Newspaper headlines: Syria attack and diesel car tax

Child being treated in Syria Image copyright EPA
Image caption Pictures of children being treated after the apparent chemical attack dominate the front pages

Small children and babies stare out from from behind oxygen masks on many of Wednesday's front pages, which show them being treated for the effects of an apparent chemical attack in Syria.

And the papers have no hesitation in blaming the forces of Syrian President Bashar al-Assad.

"Two war crimes in one day," declares the i, which reports how civilians were gassed and then a hospital bombed.
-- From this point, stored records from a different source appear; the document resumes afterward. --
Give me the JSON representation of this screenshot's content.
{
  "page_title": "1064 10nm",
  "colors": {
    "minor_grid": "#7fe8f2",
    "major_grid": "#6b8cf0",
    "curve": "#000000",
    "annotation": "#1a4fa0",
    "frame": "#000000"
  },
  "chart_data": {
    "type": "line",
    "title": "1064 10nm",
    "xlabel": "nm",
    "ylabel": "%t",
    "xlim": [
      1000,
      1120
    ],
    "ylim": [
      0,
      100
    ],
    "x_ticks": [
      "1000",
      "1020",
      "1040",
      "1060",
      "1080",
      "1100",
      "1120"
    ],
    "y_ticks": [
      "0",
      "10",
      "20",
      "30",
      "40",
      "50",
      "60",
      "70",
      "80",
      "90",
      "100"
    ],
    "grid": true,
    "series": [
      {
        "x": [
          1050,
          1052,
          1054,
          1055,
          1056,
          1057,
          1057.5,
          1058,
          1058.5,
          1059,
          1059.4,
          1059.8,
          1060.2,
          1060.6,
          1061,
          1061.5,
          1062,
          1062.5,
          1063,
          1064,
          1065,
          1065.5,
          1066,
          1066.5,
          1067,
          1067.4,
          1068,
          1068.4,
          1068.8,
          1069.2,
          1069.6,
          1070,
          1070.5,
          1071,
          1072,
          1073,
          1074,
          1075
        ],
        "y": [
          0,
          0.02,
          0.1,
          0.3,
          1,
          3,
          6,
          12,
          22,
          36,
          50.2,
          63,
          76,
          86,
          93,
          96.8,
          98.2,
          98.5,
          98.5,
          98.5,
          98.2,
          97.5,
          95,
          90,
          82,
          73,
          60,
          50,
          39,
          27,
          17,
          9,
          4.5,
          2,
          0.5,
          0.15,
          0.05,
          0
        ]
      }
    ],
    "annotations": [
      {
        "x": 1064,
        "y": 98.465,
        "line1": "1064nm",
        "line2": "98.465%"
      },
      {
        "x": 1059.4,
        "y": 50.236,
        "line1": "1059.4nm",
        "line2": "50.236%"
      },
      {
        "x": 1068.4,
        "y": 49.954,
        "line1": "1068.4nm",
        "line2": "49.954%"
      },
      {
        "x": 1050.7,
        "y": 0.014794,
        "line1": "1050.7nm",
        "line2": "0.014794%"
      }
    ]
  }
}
"Make vile Assad pay," demands the Daily Mirror, which describes the Syrian president as "a monster" and says "Britain and every other civilised country" must tighten sanctions.

Writing in the Daily Telegraph, Kyle Orton, of think tank the Henry Jackson Society, believes the use of chemical weapons was "a message intended to flaunt Assad's immunity to the pressures of the international community".

He says the West must react meaningfully to "this latest outrage".

The Guardian says all efforts must be made to ensure that the culprits face justice.

'Toxin tax'

Owners of diesel cars facing financial penalties because of the pollution their vehicles cause are offered hope by the Daily Telegraph and the Daily Mail, which say Theresa May has hinted that she may do something to help them.

The Telegraph speculates that she may drop plans to tax diesels entering cities or prevent councils from making diesel drivers pay more to park when the government publishes draft plan for tackling air pollution later this month.

But the Guardian focuses on the victims of pollution.

It has conducted a study with Greenpeace and found more than 2,000 schools and nurseries were within 150m of a road producing illegal levels of nitrogen dioxide, leaving hundreds of thousands of children exposed to pollution.

A professor from Barts and the London School of Medicine tells the paper that we need to change attitudes and "make the polluter pay".

The Daily Mail is unashamedly patriotic in its coverage of the tensions over Gibraltar, describing how "a tiny British patrol boat" chased a Spanish warship from disputed waters around the territory.

Image copyright Getty Images
Image caption Tensions over Gibraltar and Brexit make the front page of the Mail.

A front page photo shows the Royal Navy's boat dwarfed by the Spanish vessel, which Spain insists was on a routine patrol.

The Mail calls the incursion "a deliberate provocation" and quotes the Conservative MP, Col Bob Stewart, who accuses Spain of stoking tension with what he says could be seen as "an act of war".

The Financial Times leads on efforts to close the gender gap in financial firms, concluding that women are still missing out on most of the top jobs.

The paper spoke to 50 of the world's biggest companies in the sector and found that only one in four senior executives is female.

One junior banker tells the paper that she resigned because she didn't feel she could progress in a firm where men said their female manager got her job because she was "pretty for her age".

But the woman who chairs the British Bankers' Association, Noreen Doyle, says that, while more can be done to eliminate unconscious bias, women need to let people know that they are willing to take on more responsibility.

Marmite: Good for the brain?

The Mail and the Daily Express report the cheering suggestion for Marmite lovers that the spread may boost brain power and could even help stave off dementia.

The high concentration of vitamin B12 in the yeast extract is said to increase levels of chemicals that protect against neurological disorders.

Researchers from York University studied the reactions of 28 people watching flickering patterns on a television screen and concluded that those who ate a teaspoon of Marmite a day showed a reduction in their response.

Alzheimer's Research UK cautions that while the study is "interesting" it doesn't prove any effect on memory or dementia.